Monday, October 9, 2017

Saving For A Rainy Day

I will never forget the interview that I saw of a Chinese couple on television a few years ago.

They were a young married couple who had moved from rural China to work together in one of the factories in Guangdong Province.

They lived in a small, one room apartment with only the bare necessities. Their only real cooking utensil was a large bowl that they used to cook their meals on a small stove. They slept on a mattress on the floor. They had no television or computer. They were saving well over 50% of their wages.

The interviewer asked the couple why they saved so much money when they could spend more and have a better life today.

The husband shook his head and replied,

"We need the savings. We could get sick. We would have to pay the doctor. We might not be able to work for awhile. We could lose our jobs. We save because the future is unknown."

It struck me at the time of how incongruous it all seemed to be. This was a man living in Communist China. The theory of communism is that the people will be taken care of by the state. Their education. Their employment. Their health and welfare. However, this man and woman knew they were on their own.

Contrast that with the United States, a supposed evil, greedy capitalist country where we have a social safety net that provides all of the security that the Chinese man and woman were worried about. Health insurance. Disability insurance. Unemployment insurance. Social Security. Medicare. Food Stamps.

It is big reason why the national savings rate in China is almost 50%. At the same time, personal consumption in China composes only slightly more than 50% of China's gross domestic product.

This graph from ValueWalk shows where China stands on the combination of these two metrics compared to other countries in the world and other East Asian economies

The savings rates for the wealthy in China are even higher.  The top 5% of income households in China save an average of 69% of their income. The top 10% save 66.5%. What is also interesting is that very little of their savings are in financial assets like stocks and bonds. In that respect there are few capitalists in China. Only 5.3% of China's household assets are in financial assets compared to 37.9% in the United States. In addition, over half of those financial assets are in bank savings. Bank savings make up only 12.7% of U.S. household financial assets. Where does most Chinese household savings go?--real estate or a sole proprietorship business.

This chart from CNBC shows how other countries compare on their national savings rates. By the way, this data is national saving which is defined as gross national income less total consumption so it takes into account not only personal savings but includes savings by companies as well.

The United States is certainly not a nation of savers. The current personal savings is 3.8%. That is the average amount that is left over from personal income after considering personal outlays and taxes.

This chart from the Federal Reserve of St. Louis shows that the personal savings rate has generally been on a downward slide since most of the significant social safety net program were initiated in the mid-1960's (Medicare, Medicaid, food stamps etc).

It is interesting to note that almost every time there has been a recession (the gray bars in the chart) the savings rate has spiked. It seems that it is only in these times that Americans seem to wake up and begin to realize, like the Chinese worker in Guangdong, that the future may not be all be milk and honey.
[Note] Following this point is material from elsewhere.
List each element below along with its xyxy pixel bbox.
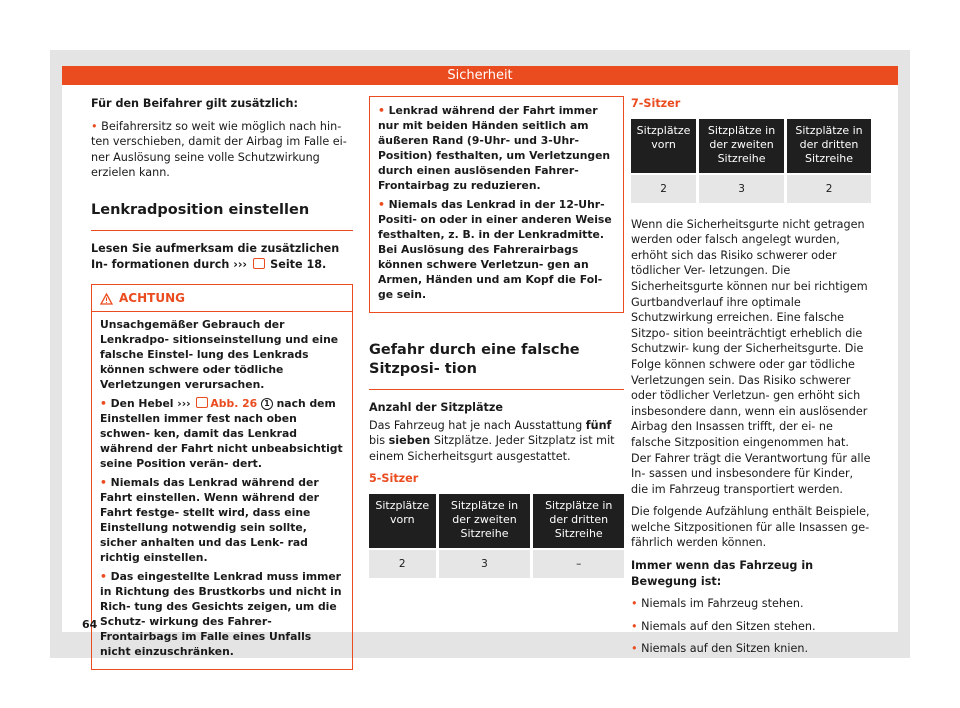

Even more interesting is that the only time in the last 50 years that there was a huge spike in the savings rate that was not associated with a recession was right after the re-election of Barack Obama in 2012. To be fair, there was also a small spike right after the re-election of George W. Bush in 2004. Perhaps these elections caused more than a few people to get nervous about the future.

Despite all of the media hysteria, we have not seen a similar effect on the personal savings rate after the election of Donald Trump. We also know that the value of financial assets, particularly the stock market, has also risen substantially since last November. The S&P 500 is up nearly 20% despite the fact that people like Paul Krugman warned that the economy was doomed with a Trump election.

The reality is that a lot more people should be saving for a rainy day.

As we saw in Houston and southeastern Texas, Florida, Puerto Rico and the Gulf Coast recently, rainy days do come.

And it can rain for many more days (and rain harder) than we ever imagined.